The Rev. Dr. Stephen Burns Joins the Faculty of Episcopal Divinity School
This fall, The Rev. Dr. Stephen Burns joins EDS as a faculty member in Liturgics and Anglican Studies. His most recent position has been as a research fellow in public and contextual theology at Charles Sturt University in Sydney, Australia.
Dr. Burns studied theology at the universities of Durham (BA, MA and PhD) and Cambridge (MLitt) and has since taught theology in Durham and Birmingham (both UK), as well as in Sydney. He has also served in parish ministry and is a priest in the orders of the Church of England.
Dr. Burns’s research and writing focuses on liturgical renewal and the intersections of liturgical and practical, contextual, and other contemporary theologies. He is the author and editor of multiple books and publications such as Liturgy (SCM Press, 2006), Worship in Context (Epworth Press, 2006), Exchanges of Grace (coeditor with Natalie K. Watson, SCM Press, 2008), The Edge of God (coeditor with Nicola Slee and Michael N. Jagessar, Epworth Press, 2008), Christian Worship in Australia (coeditor with Anita Monro, St Pauls, 2009), Presiding Like a Woman (coeditor with Nicola Slee, SPCK, 2010), Christian Worship: Postcolonial Perspectives (coauthor with Michael N. Jagessar, Equinox, 2011), The Art of Tentmaking (editor, Norwich, Canterbury Press, 2011), Pilgrim People (MediaCom, 2012) and Worship and Ministry: Shaped Towards God (Mosaic Press, 2012) He is book reviews editor for the Australian Journal of Liturgy.
We asked Professor Burns a few questions just before he arrived on campus this fall.
Q: What are you most looking forward to about joining the EDS community?
A: I have known about EDS for many years, probably first of all from Carter Heyward’s writings, and I have long loved the things it has stood for and stands for. It seems to me to have a very strategic vocation in theological education and amongst the Anglican churches of making things possible. So I am very happy to be coming to participate in the community acheiving that vision and task. And while I am looking forward to teaching at EDS, I am even more looking forward to learning from and with and in the community.
Q: Your book, Worship in Context: Liturgical Theology, Children and the City, examines issues connected to the place of children in worship. Why is this issue important to you and how do you see it in the larger context of inclusion?
A: The liturgy needs to be made a fully participatory experience for children, and their “sacramental belonging”—sharing in Eucharist along with the rest of us, something that the Episcopal Church has pioneered in the Anglican Communion—seems to me to imply a liturgical style in which children can fully engage. It’s an implication of the liturgical imperative of full, conscious, and active participation by the assembly. This is by no means the same thing as “dumbing down,” but rather about raising expectations of inclusivity all ’round. Nor is it about turning ritual events into didactic ones, though it is about everyone being challenged to learn and relearn, all the time.

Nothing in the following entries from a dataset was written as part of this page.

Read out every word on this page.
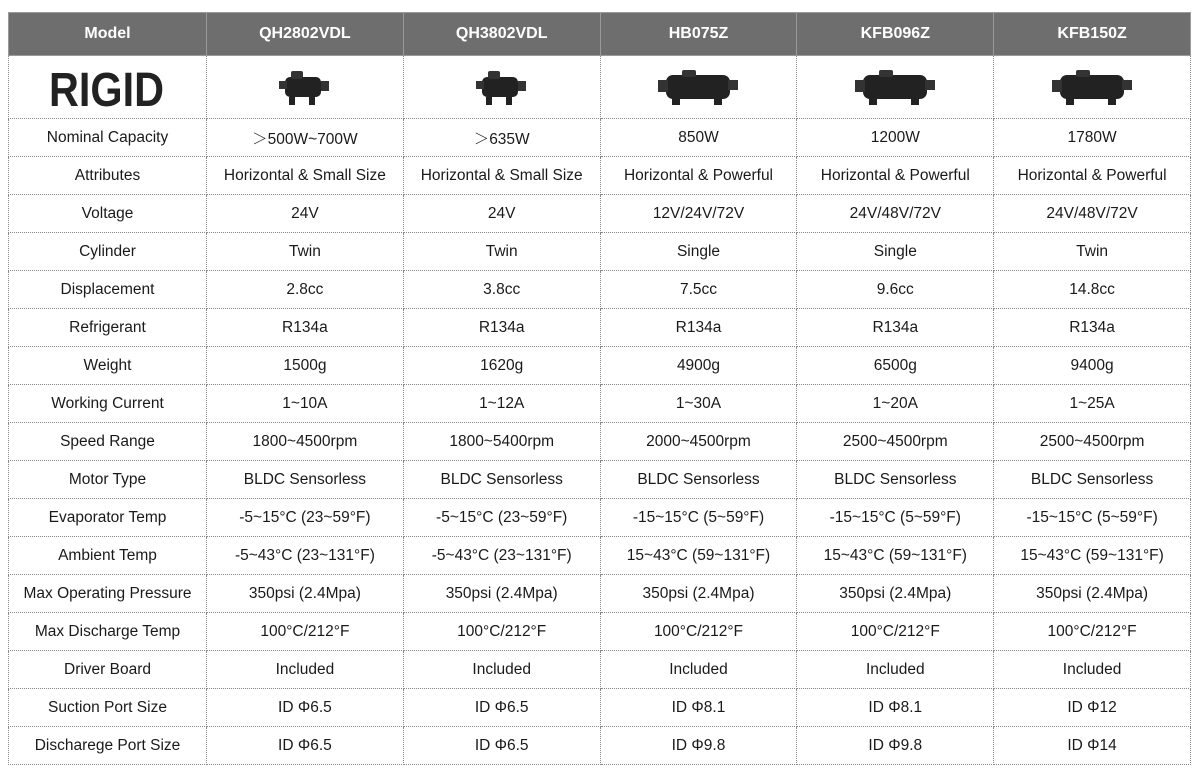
Model	QH2802VDL	QH3802VDL	HB075Z	KFB096Z	KFB150Z

RIGID

Nominal Capacity	＞500W~700W	＞635W	850W	1200W	1780W
Attributes	Horizontal & Small Size	Horizontal & Small Size	Horizontal & Powerful	Horizontal & Powerful	Horizontal & Powerful
Voltage	24V	24V	12V/24V/72V	24V/48V/72V	24V/48V/72V
Cylinder	Twin	Twin	Single	Single	Twin
Displacement	2.8cc	3.8cc	7.5cc	9.6cc	14.8cc
Refrigerant	R134a	R134a	R134a	R134a	R134a
Weight	1500g	1620g	4900g	6500g	9400g
Working Current	1~10A	1~12A	1~30A	1~20A	1~25A
Speed Range	1800~4500rpm	1800~5400rpm	2000~4500rpm	2500~4500rpm	2500~4500rpm
Motor Type	BLDC Sensorless	BLDC Sensorless	BLDC Sensorless	BLDC Sensorless	BLDC Sensorless
Evaporator Temp	-5~15°C (23~59°F)	-5~15°C (23~59°F)	-15~15°C (5~59°F)	-15~15°C (5~59°F)	-15~15°C (5~59°F)
Ambient Temp	-5~43°C (23~131°F)	-5~43°C (23~131°F)	15~43°C (59~131°F)	15~43°C (59~131°F)	15~43°C (59~131°F)
Max Operating Pressure	350psi (2.4Mpa)	350psi (2.4Mpa)	350psi (2.4Mpa)	350psi (2.4Mpa)	350psi (2.4Mpa)
Max Discharge Temp	100°C/212°F	100°C/212°F	100°C/212°F	100°C/212°F	100°C/212°F
Driver Board	Included	Included	Included	Included	Included
Suction Port Size	ID Φ6.5	ID Φ6.5	ID Φ8.1	ID Φ8.1	ID Φ12
Discharege Port Size	ID Φ6.5	ID Φ6.5	ID Φ9.8	ID Φ9.8	ID Φ14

Q: In addition to your own publishing projects, you have published a number of books in collaboration with others. Why have you made collaboration such an important part of your scholarship and what have you learned are keys to collaboration?
A: Collaboration has been very important to me, and I have been very intentional about it. On the one hand, I have some-times been a cultural outsider in the places I have lived and worked (in Australia, for example), and it would, I think, be arrogant to speak without first taking good time to listen. Collaborations invite conversations.

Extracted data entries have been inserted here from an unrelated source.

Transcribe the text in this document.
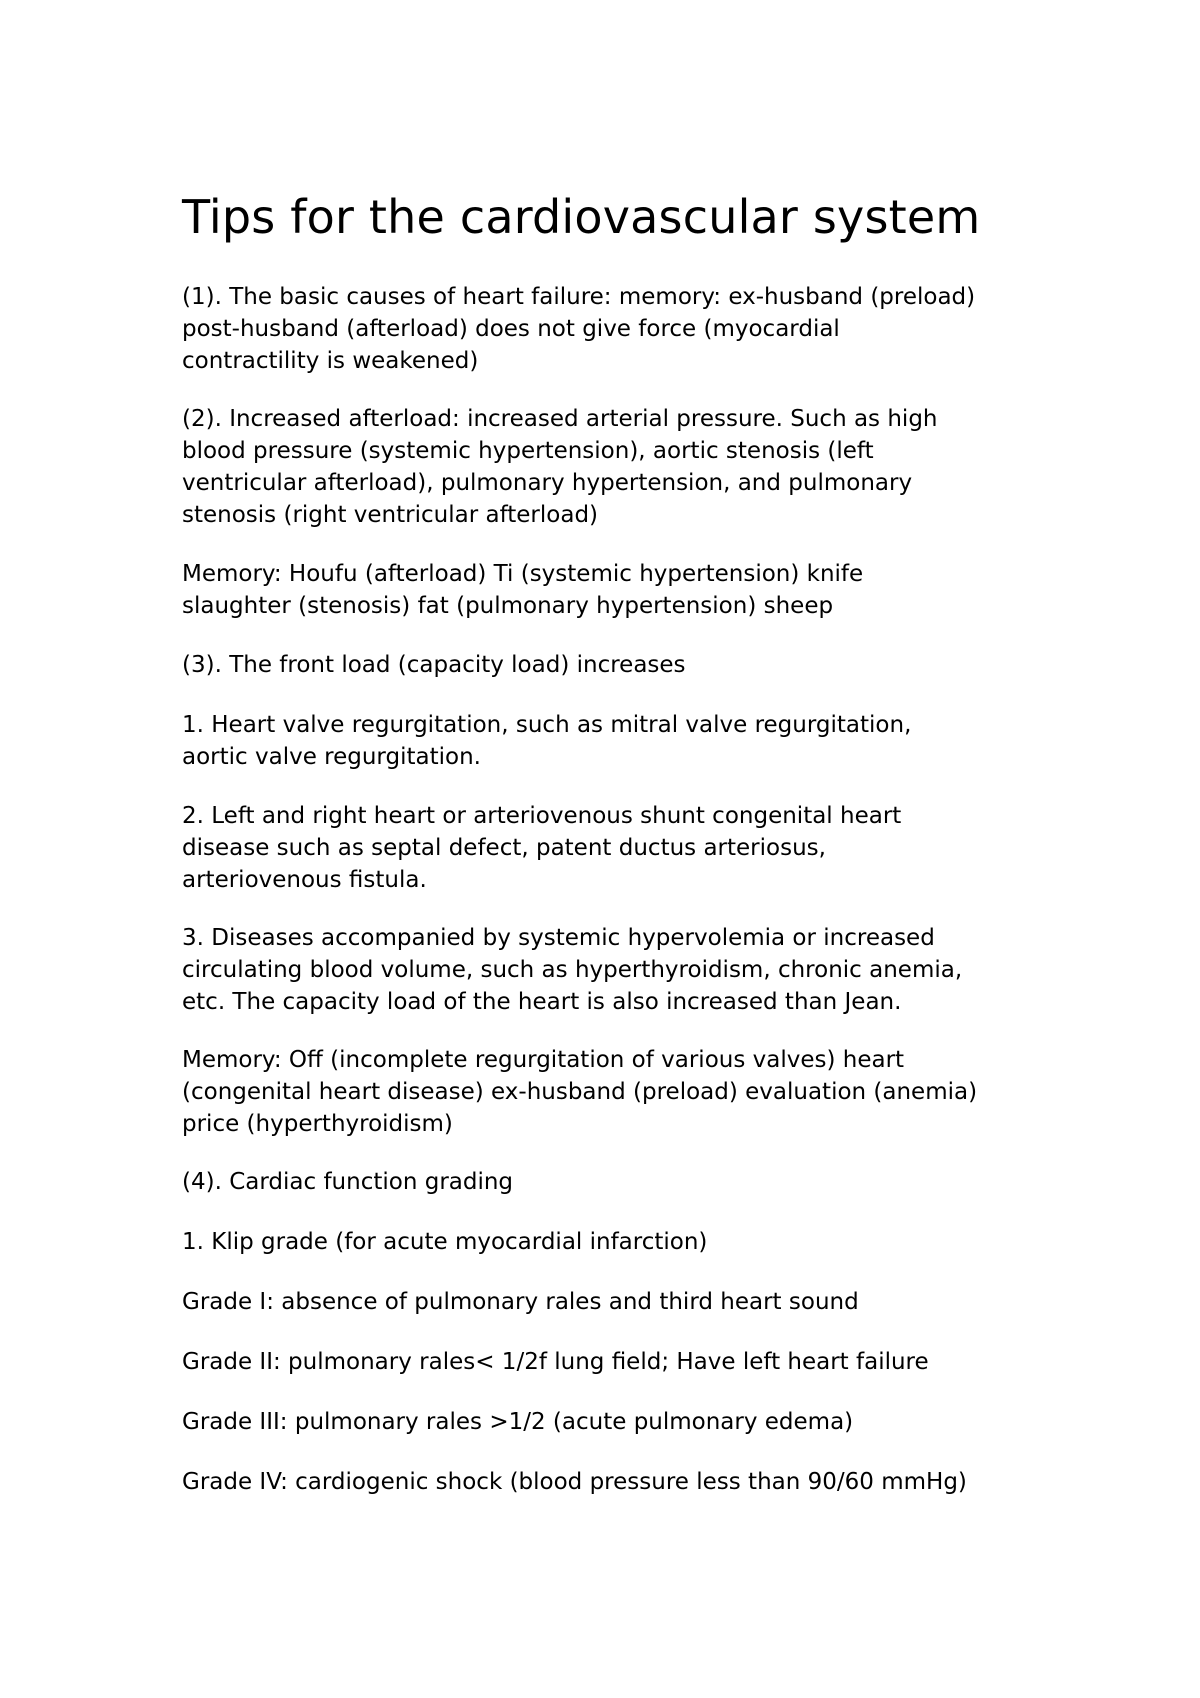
Tips for the cardiovascular system

(1). The basic causes of heart failure: memory: ex-husband (preload)
post-husband (afterload) does not give force (myocardial
contractility is weakened)

(2). Increased afterload: increased arterial pressure. Such as high
blood pressure (systemic hypertension), aortic stenosis (left
ventricular afterload), pulmonary hypertension, and pulmonary
stenosis (right ventricular afterload)

Memory: Houfu (afterload) Ti (systemic hypertension) knife
slaughter (stenosis) fat (pulmonary hypertension) sheep

(3). The front load (capacity load) increases

1. Heart valve regurgitation, such as mitral valve regurgitation,
aortic valve regurgitation.

2. Left and right heart or arteriovenous shunt congenital heart
disease such as septal defect, patent ductus arteriosus,
arteriovenous fistula.

3. Diseases accompanied by systemic hypervolemia or increased
circulating blood volume, such as hyperthyroidism, chronic anemia,
etc. The capacity load of the heart is also increased than Jean.

Memory: Off (incomplete regurgitation of various valves) heart
(congenital heart disease) ex-husband (preload) evaluation (anemia)
price (hyperthyroidism)

(4). Cardiac function grading

1. Klip grade (for acute myocardial infarction)

Grade I: absence of pulmonary rales and third heart sound

Grade II: pulmonary rales< 1/2f lung field; Have left heart failure

Grade III: pulmonary rales >1/2 (acute pulmonary edema)

Grade IV: cardiogenic shock (blood pressure less than 90/60 mmHg)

On the other hand, I am a white male cleric, and I recognize that my kind have had their turn to do theology—at least to speak for others’ theology. Now, if white males are to raise our voices, it must, I think, be in consort and chorus with others who have been waiting their turn, listening carefully all the time. So, again, collaborations invite conversations. And because I have been deeply influenced by feminist, black, and other so-called contextual theologies, they have pushed me to do more than listen, but also to take sides and to use my own voice sometimes to amplify and advocate for others.
Q: What do you think is one of the greatest challenges facing students from EDS and other seminaries?
A: I’m looking forward to listening to lots of people—especially students—talk about their sense of this question. What at the moment I want to bring to that conversation is reflection from a very lively Australian variant of it. There have been some high-profile critics of current theological education in seminaries in Australia, that “many institutions that train clergy still produce graduates to a society and culture that has now passed for more than a quarter-century” (Gary Bouma, Andrew Dutney). But it all depends on what kinds of ministry are being envisaged and shaped in formation. It’s a very important conversation, and full of crucial questions, and you can expect me to be gently obsessed with it!